Laura Merling

From Idea to Impact

Filtering by Tag: Technology

The Internet of Things: Changing How Technology Companies Sell

 

We know the Internet of Things (IoT) is a lot of hype, but the opportunity is real.   The biggest challenge for customers will be seeing the forest through the trees.  From sensors and connectivity to fog computing and platforms, to data storage and analytics - the stack is daunting. The cost and implementation is daunting. The promise of operational efficiencies and new business models is still nascent.

I have talked to colleagues at companies large and small - technology companies and system integrators - who are selling the dream. My perspective is that, as an ecosystem, we are not ready to help customers be successful. To move from hype to tangible value, new startups and large corporations alike need to change how they sell. Yes, sell.

Sell an Outcome

The Internet of Things is not a single product, it is a stack of technology and a series of process changes that are an enabler of business transformation.  It is not an application.  It is not a platform. It is not a sensor and connectivity.   You need to sell a business outcome. Define what problems your technology, solution, or service is solving for your customer. Every industry has hundreds of potential business outcomes from an IoT project and it is important that you are clear about what use cases you are solving.   The use case may expand over time - pick 3-5 to start. Learn and experience the real outcomes.  Own those use cases within that market. An example might be that you focus on Smart Cities and address 7 of the 30 use cases.  Perfect. Own it and repeat it on a few Smart Cities projects. Understand and communicate the real business benefits for your customers. Then do it again.

Know the Business

Projects related to IoT might be owned by any number of people, depending upon the industry, and the outcomes being targeted or business problem being solved. Technology companies might be selling to the CIO, but more than likely you are selling to the Chief Digital Officer or the Production Manager in the case of the Internet of Things.  Scenarios to drive new revenue with IoT tend to be the GM of a Business Unit, or a CMO. In the early days of any industry it is important to find the self-declared innovator within your target customer - IoT is no different. The first wins will come from the early adopters. Find them. Make them heros.  

The next eighteen to twenty-four months of IoT deals will be consultative sales -  a business development or market development role. Someone to learn the customers needs across their business.  The early adopter will teach you if you are willing to listen, have patience,  and can help them solve a real problem.  You need to partner to understand the use cases and the outcomes they are seeking to solve and the language they use.  A great example of this might be a phrase used in discrete manufacturing - Carpet (IT) vs concrete (plant floor).  It is their language, how they think about their world, and it has impact on the technology used.  The plant floor brings with it different security requirements; selling cloud services to the technology people on the concrete will be difficult.  The same industry uses something called Nelson rules.  This is a method in process control of determining if a measured variable is out of control and is critical to Overall Equipment Effectiveness (OEE). Understanding this will help you understand their use cases. Creating journey maps for each of the business problems you are addressing will help provide the documentation needed for project funding. It is important that you understand the customer's world. 

Make it Simple

There are three components to making the Industrial Internet of Things simple for your customer.   Sell a solution based on a reference architecture.  Build an ecosystem.  Change your compensation structure.
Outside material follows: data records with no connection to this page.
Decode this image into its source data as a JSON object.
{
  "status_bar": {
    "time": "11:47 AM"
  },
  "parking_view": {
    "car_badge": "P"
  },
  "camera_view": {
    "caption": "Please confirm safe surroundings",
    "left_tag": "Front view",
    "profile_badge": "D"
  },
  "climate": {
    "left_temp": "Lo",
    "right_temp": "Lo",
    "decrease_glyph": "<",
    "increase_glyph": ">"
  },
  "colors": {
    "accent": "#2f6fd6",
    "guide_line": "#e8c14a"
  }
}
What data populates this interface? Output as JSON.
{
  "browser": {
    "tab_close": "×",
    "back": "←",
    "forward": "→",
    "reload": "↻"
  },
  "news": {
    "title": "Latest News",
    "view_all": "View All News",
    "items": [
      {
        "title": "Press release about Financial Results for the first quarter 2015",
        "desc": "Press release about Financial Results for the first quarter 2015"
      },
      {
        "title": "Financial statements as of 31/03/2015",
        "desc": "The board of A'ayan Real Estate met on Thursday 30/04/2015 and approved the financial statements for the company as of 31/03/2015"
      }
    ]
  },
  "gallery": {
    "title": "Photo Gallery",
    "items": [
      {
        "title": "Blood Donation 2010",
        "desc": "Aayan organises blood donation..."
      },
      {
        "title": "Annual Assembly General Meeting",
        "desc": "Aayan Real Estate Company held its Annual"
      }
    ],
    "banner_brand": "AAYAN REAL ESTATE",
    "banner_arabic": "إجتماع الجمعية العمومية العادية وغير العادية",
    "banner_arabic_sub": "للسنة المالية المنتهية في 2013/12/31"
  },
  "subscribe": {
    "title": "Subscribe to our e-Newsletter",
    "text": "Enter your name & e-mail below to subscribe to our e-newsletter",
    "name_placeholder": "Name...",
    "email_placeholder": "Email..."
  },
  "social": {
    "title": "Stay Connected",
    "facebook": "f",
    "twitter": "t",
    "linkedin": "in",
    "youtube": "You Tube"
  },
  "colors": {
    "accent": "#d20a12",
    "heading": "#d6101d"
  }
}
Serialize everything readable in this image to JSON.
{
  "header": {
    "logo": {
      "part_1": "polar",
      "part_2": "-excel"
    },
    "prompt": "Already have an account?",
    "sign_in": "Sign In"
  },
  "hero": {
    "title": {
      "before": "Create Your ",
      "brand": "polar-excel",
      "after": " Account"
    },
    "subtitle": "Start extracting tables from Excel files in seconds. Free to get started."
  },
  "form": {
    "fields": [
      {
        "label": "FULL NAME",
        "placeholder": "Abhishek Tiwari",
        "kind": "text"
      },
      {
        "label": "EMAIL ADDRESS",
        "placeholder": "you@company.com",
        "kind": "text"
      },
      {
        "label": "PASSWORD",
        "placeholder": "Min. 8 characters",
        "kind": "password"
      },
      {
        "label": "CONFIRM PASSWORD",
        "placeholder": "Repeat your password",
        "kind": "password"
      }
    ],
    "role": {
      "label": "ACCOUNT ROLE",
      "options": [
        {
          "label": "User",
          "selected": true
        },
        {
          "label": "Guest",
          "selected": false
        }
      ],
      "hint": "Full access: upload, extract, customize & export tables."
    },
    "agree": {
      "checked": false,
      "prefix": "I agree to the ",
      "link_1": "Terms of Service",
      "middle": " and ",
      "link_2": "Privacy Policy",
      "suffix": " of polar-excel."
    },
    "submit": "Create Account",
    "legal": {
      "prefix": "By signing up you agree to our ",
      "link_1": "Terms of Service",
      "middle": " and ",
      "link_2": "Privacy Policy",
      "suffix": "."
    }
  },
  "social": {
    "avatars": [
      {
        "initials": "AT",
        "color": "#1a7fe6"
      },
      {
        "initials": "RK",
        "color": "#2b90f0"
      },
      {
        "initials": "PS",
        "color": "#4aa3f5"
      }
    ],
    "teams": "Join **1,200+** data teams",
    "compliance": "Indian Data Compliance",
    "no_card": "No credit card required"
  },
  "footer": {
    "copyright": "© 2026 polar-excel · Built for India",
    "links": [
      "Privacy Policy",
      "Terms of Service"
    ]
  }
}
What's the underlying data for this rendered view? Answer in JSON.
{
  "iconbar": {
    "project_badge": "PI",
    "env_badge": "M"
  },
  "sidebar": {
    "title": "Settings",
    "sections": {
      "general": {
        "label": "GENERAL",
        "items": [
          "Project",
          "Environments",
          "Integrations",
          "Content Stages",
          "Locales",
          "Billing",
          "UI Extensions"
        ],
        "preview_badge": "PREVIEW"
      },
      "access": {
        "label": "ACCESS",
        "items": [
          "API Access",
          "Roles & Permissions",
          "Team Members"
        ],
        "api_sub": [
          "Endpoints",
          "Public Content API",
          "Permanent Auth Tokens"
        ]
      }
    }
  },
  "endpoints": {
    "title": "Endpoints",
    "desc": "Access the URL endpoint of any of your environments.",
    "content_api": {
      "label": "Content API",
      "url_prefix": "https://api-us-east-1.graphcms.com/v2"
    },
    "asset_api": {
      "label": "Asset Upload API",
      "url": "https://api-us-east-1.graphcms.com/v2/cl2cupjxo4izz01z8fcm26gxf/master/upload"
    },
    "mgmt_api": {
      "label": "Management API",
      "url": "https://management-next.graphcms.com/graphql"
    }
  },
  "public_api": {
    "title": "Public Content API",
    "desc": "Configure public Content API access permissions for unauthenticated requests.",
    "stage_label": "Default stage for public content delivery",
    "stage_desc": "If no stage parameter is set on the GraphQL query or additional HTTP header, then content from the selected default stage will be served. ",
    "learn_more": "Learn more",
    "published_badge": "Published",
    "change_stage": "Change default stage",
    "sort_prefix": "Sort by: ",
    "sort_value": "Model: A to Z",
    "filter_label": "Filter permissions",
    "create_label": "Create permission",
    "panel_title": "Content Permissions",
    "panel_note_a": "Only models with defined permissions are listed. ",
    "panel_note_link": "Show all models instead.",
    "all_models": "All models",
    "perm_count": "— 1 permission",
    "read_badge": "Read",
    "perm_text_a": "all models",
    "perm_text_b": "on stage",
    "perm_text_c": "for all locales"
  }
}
 The reference architecture should be done based on the business outcome and its related requirements.  Understand the IoT stack.  Identify  how your technology fits the problem being solved.  The customer may already have connectivity from OSIsoft, and may already have device management from See Control (now Autodesk), or they already use Hadoop for storage. One example might be proximity safety. In construction or manufacturing processing will need to be done at the edge and require an architecture that is designed for response times in milliseconds. Predictive maintenance in manufacturing needs to be done on the plant floor for security reasons; but the response time is broader. It could be hours, days or weeks needed to predict a possible outage - and need for scheduled maintenance.  The reference architecture for the use case is the base to understand what the customers has and what they need.

The Industrial Internet of things requires an ecosystem. There are several components that make up the stack, and dozens of technology providers for each component. Sensors, connectivity, security, algorithms - you know the list.  System Integrators have expertise on IT and OT systems and processes across different verticals. Leverage the reference architecture by business problem, by industry, to build your ecosystem of technology partners and system integrators.  Knowledge about an industry and integration across technology platforms are the keys to the success.

Change your compensation structure to match how customer wants to buy. The customer does not care about the structure of your company or who gets paid to sell each product.  Customers are seeking your help in solving a business problem. The lack of consultative sales, the complexity of purchasing multiple products in the stack (yours and your partners), and the lack of understanding the vertical industry all become the roadblock to simplification. One sales team that is compensated on the IoT use cases, one contract for an IoT reference architecture.  This won't always work, but if you make it the target, you can get close. The Internet of Things is complex. Make it simple.

Solve a business problem, know your customers, keep it simple. It is up to you to connect the dots between investments and outcomes for your customer. Build trust. Build the right partnerships. To move from hype to tangible value, vendors need to change how they sell.